IFT Seminar Room/Red Room

Specialist level
Franco D. Albareti

IFT Seminar Room/Red Room


The fundamental constants of Nature play a crucial role in our understanding of the Universe. They represent the limits of our current knowledge of the laws of Physics but at the same time encode new phenomena yet to be discovered. In recent years, an enormous observational effort has been devoted to study the variation in space and time of some of these fundamental constants.

This thesis is divided into an observational analysis and a theoretical study. First, we present an observational constraint for the cosmological variation of the fine structure constant using emission lines present in quasar spectra upto redshift z=1. From the Sloan Digital Sky Survey Quasar Catalog (Data Release 12), we build a sample of 13,175 quasar spectra showing the [OIII] doublet (4960 A, 5008 A) and apply the emission line method to impose limits on its variation in redshift over the last 7.9 Gyr at the 10^-4 level. Several sources of systematics are analyzed including sky contamination and line blendings.

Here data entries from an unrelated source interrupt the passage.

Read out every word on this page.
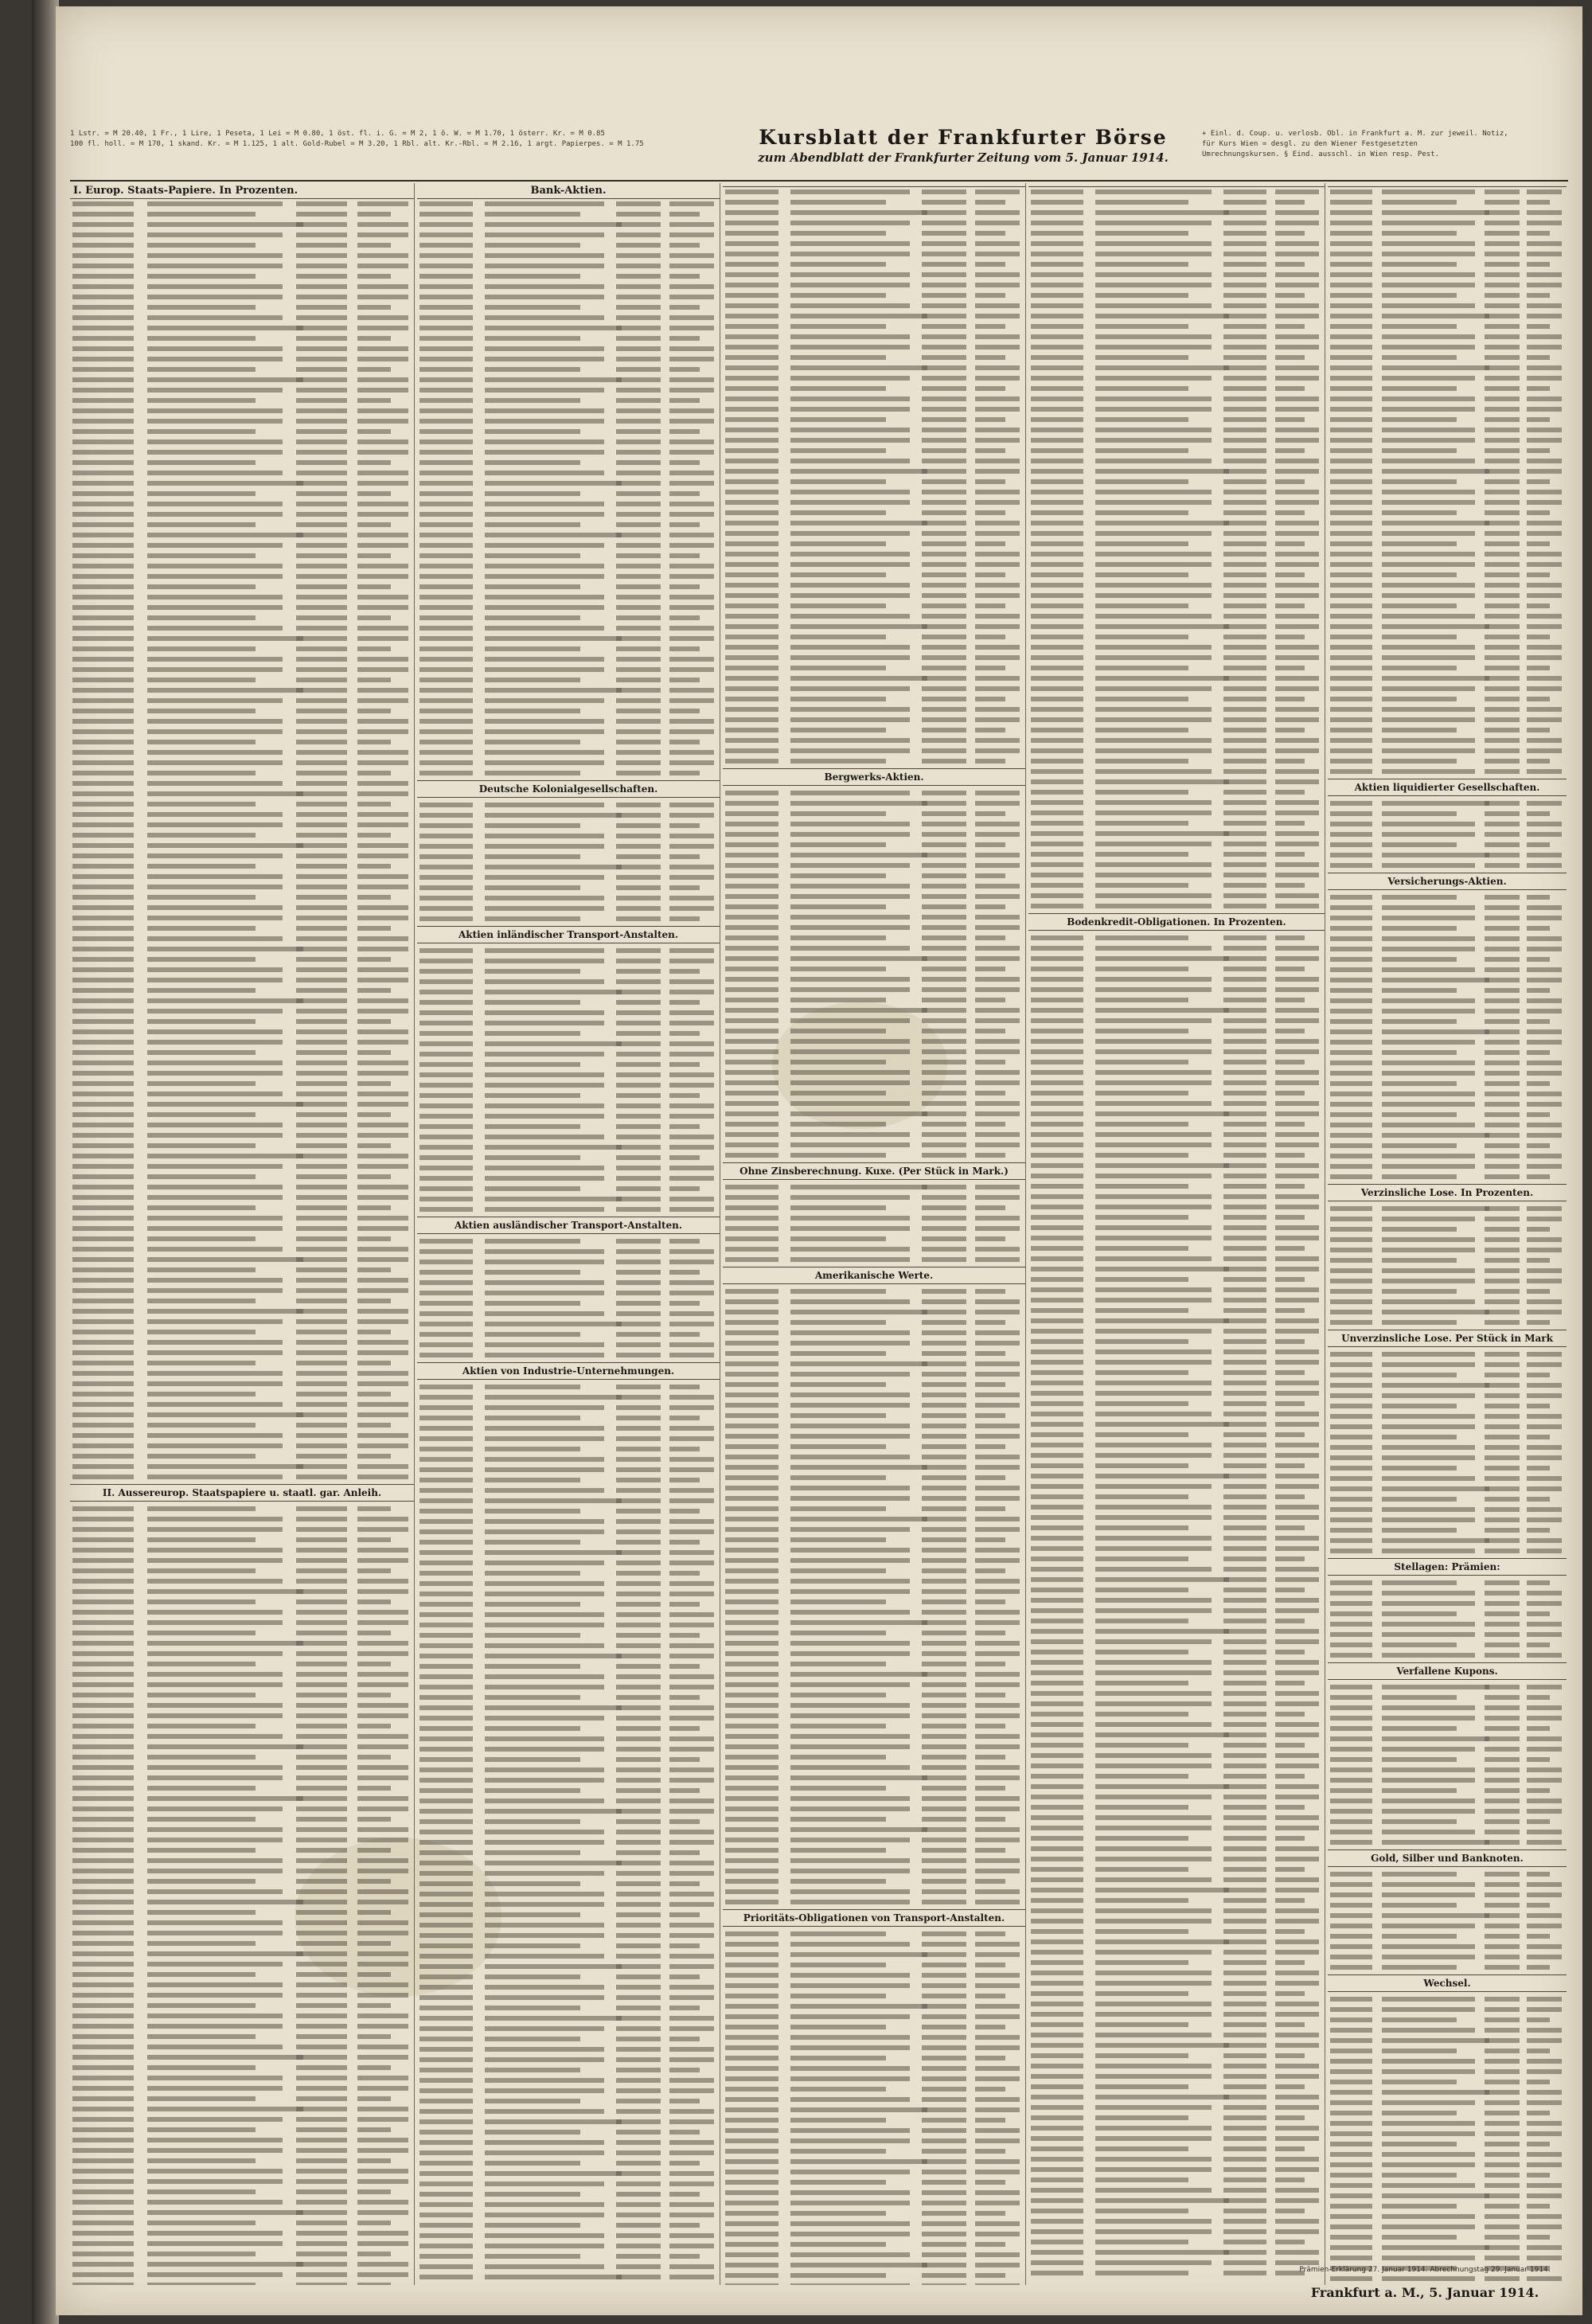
1 Lstr. = M 20.40, 1 Fr., 1 Lire, 1 Peseta, 1 Lei = M 0.80, 1 öst. fl. i. G. = M 2, 1 ö. W. = M 1.70, 1 österr. Kr. = M 0.85
100 fl. holl. = M 170, 1 skand. Kr. = M 1.125, 1 alt. Gold-Rubel = M 3.20, 1 Rbl. alt. Kr.-Rbl. = M 2.16, 1 argt. Papierpes. = M 1.75	Kursblatt der Frankfurter Börse
zum Abendblatt der Frankfurter Zeitung vom 5. Januar 1914.
+ Einl. d. Coup. u. verlosb. Obl. in Frankfurt a. M. zur jeweil. Notiz,
für Kurs Wien = desgl. zu den Wiener Festgesetzten
Umrechnungskursen. § Eind. ausschl. in Wien resp. Pest.
I. Europ. Staats-Papiere. In Prozenten.
II. Aussereurop. Staatspapiere u. staatl. gar. Anleih.
Bank-Aktien.
Deutsche Kolonialgesellschaften.
Aktien inländischer Transport-Anstalten.
Aktien ausländischer Transport-Anstalten.
Aktien von Industrie-Unternehmungen.
Bergwerks-Aktien.
Ohne Zinsberechnung. Kuxe. (Per Stück in Mark.)
Amerikanische Werte.
Prioritäts-Obligationen von Transport-Anstalten.
Bodenkredit-Obligationen. In Prozenten.
Aktien liquidierter Gesellschaften.
Versicherungs-Aktien.
Verzinsliche Lose. In Prozenten.
Unverzinsliche Lose. Per Stück in Mark
Stellagen: Prämien:
Verfallene Kupons.
Gold, Silber und Banknoten.
Wechsel.
Prämien-Erklärung 27. Januar 1914. Abrechnungstag 29. Januar 1914.
Frankfurt a. M., 5. Januar 1914.
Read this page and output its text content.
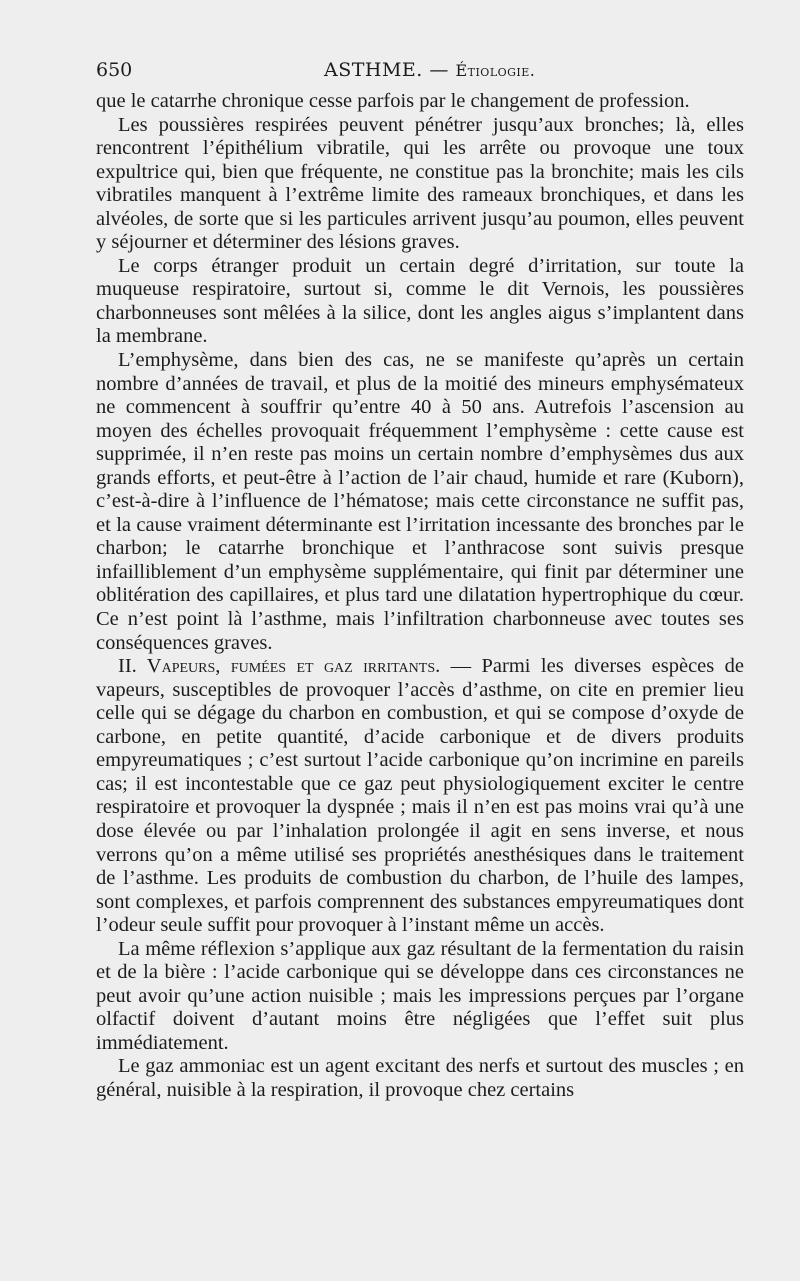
650	ASTHME. — Étiologie.

que le catarrhe chronique cesse parfois par le changement de profession.

Les poussières respirées peuvent pénétrer jusqu’aux bronches; là, elles rencontrent l’épithélium vibratile, qui les arrête ou provoque une toux expultrice qui, bien que fréquente, ne constitue pas la bronchite; mais les cils vibratiles manquent à l’extrême limite des rameaux bronchiques, et dans les alvéoles, de sorte que si les particules arrivent jusqu’au poumon, elles peuvent y séjourner et déterminer des lésions graves.

Le corps étranger produit un certain degré d’irritation, sur toute la muqueuse respiratoire, surtout si, comme le dit Vernois, les poussières charbonneuses sont mêlées à la silice, dont les angles aigus s’implantent dans la membrane.

L’emphysème, dans bien des cas, ne se manifeste qu’après un certain nombre d’années de travail, et plus de la moitié des mineurs emphysémateux ne commencent à souffrir qu’entre 40 à 50 ans. Autrefois l’ascension au moyen des échelles provoquait fréquemment l’emphysème : cette cause est supprimée, il n’en reste pas moins un certain nombre d’emphysèmes dus aux grands efforts, et peut-être à l’action de l’air chaud, humide et rare (Kuborn), c’est-à-dire à l’influence de l’hématose; mais cette circonstance ne suffit pas, et la cause vraiment déterminante est l’irritation incessante des bronches par le charbon; le catarrhe bronchique et l’anthracose sont suivis presque infailliblement d’un emphysème supplémentaire, qui finit par déterminer une oblitération des capillaires, et plus tard une dilatation hypertrophique du cœur. Ce n’est point là l’asthme, mais l’infiltration charbonneuse avec toutes ses conséquences graves.

II. Vapeurs, fumées et gaz irritants. — Parmi les diverses espèces de vapeurs, susceptibles de provoquer l’accès d’asthme, on cite en premier lieu celle qui se dégage du charbon en combustion, et qui se compose d’oxyde de carbone, en petite quantité, d’acide carbonique et de divers produits empyreumatiques ; c’est surtout l’acide carbonique qu’on incrimine en pareils cas; il est incontestable que ce gaz peut physiologiquement exciter le centre respiratoire et provoquer la dyspnée ; mais il n’en est pas moins vrai qu’à une dose élevée ou par l’inhalation prolongée il agit en sens inverse, et nous verrons qu’on a même utilisé ses propriétés anesthésiques dans le traitement de l’asthme. Les produits de combustion du charbon, de l’huile des lampes, sont complexes, et parfois comprennent des substances empyreumatiques dont l’odeur seule suffit pour provoquer à l’instant même un accès.

La même réflexion s’applique aux gaz résultant de la fermentation du raisin et de la bière : l’acide carbonique qui se développe dans ces circonstances ne peut avoir qu’une action nuisible ; mais les impressions perçues par l’organe olfactif doivent d’autant moins être négligées que l’effet suit plus immédiatement.

Le gaz ammoniac est un agent excitant des nerfs et surtout des muscles ; en général, nuisible à la respiration, il provoque chez certains
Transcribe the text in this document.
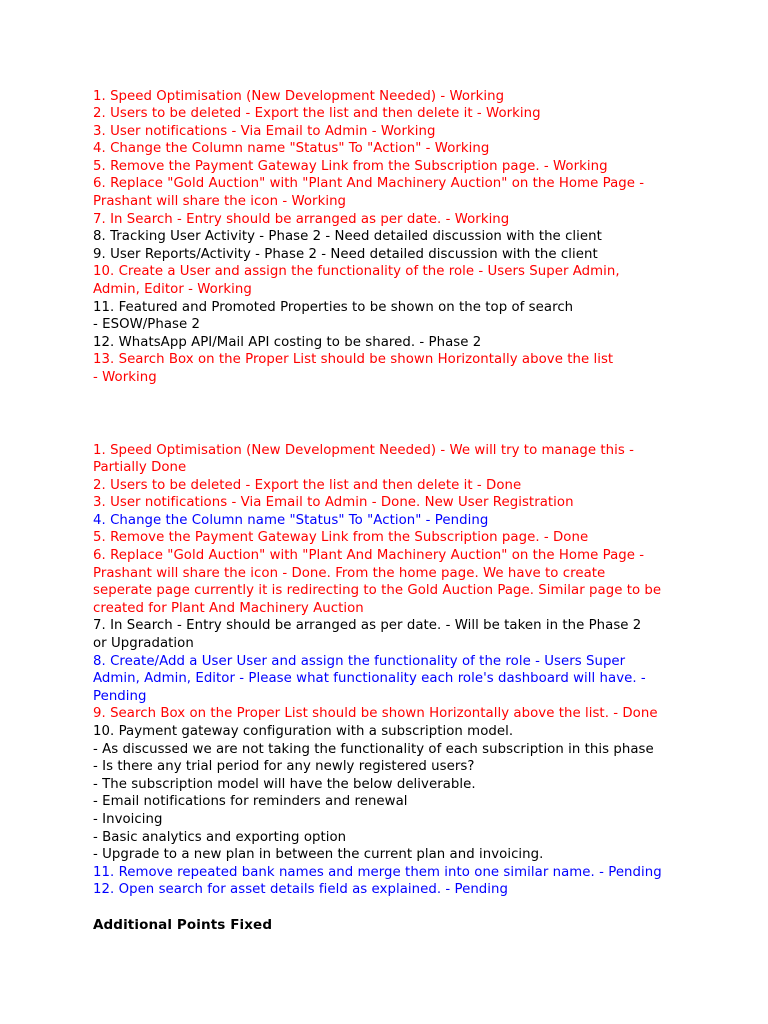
1. Speed Optimisation (New Development Needed) - Working
2. Users to be deleted - Export the list and then delete it - Working
3. User notifications - Via Email to Admin - Working
4. Change the Column name "Status" To "Action" - Working
5. Remove the Payment Gateway Link from the Subscription page. - Working
6. Replace "Gold Auction" with "Plant And Machinery Auction" on the Home Page -
Prashant will share the icon - Working
7. In Search - Entry should be arranged as per date. - Working
8. Tracking User Activity - Phase 2 - Need detailed discussion with the client
9. User Reports/Activity - Phase 2 - Need detailed discussion with the client
10. Create a User and assign the functionality of the role - Users Super Admin,
Admin, Editor - Working
11. Featured and Promoted Properties to be shown on the top of search
- ESOW/Phase 2
12. WhatsApp API/Mail API costing to be shared. - Phase 2
13. Search Box on the Proper List should be shown Horizontally above the list
- Working
1. Speed Optimisation (New Development Needed) - We will try to manage this -
Partially Done
2. Users to be deleted - Export the list and then delete it - Done
3. User notifications - Via Email to Admin - Done. New User Registration
4. Change the Column name "Status" To "Action" - Pending
5. Remove the Payment Gateway Link from the Subscription page. - Done
6. Replace "Gold Auction" with "Plant And Machinery Auction" on the Home Page -
Prashant will share the icon - Done. From the home page. We have to create
seperate page currently it is redirecting to the Gold Auction Page. Similar page to be
created for Plant And Machinery Auction
7. In Search - Entry should be arranged as per date. - Will be taken in the Phase 2
or Upgradation
8. Create/Add a User User and assign the functionality of the role - Users Super
Admin, Admin, Editor - Please what functionality each role's dashboard will have. -
Pending
9. Search Box on the Proper List should be shown Horizontally above the list. - Done
10. Payment gateway configuration with a subscription model.
- As discussed we are not taking the functionality of each subscription in this phase
- Is there any trial period for any newly registered users?
- The subscription model will have the below deliverable.
- Email notifications for reminders and renewal
- Invoicing
- Basic analytics and exporting option
- Upgrade to a new plan in between the current plan and invoicing.
11. Remove repeated bank names and merge them into one similar name. - Pending
12. Open search for asset details field as explained. - Pending
Additional Points Fixed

In the second part, we explore a theoretical mechanism producing expectations values of scalar fields to depend on the gravitational potential. To have varying expectation values is one of the usual ways to accommodate variation of fundamental constants. We develop a formalism that enables us to compute the complete 1-loop quantum corrections to the effective potential and energy momentum tensor of scalar fields arising in the presence of gravity. This formalism provides the local part, usually obtained with the well-known Schwinger-de Witt expansion, but also the non-local contributions.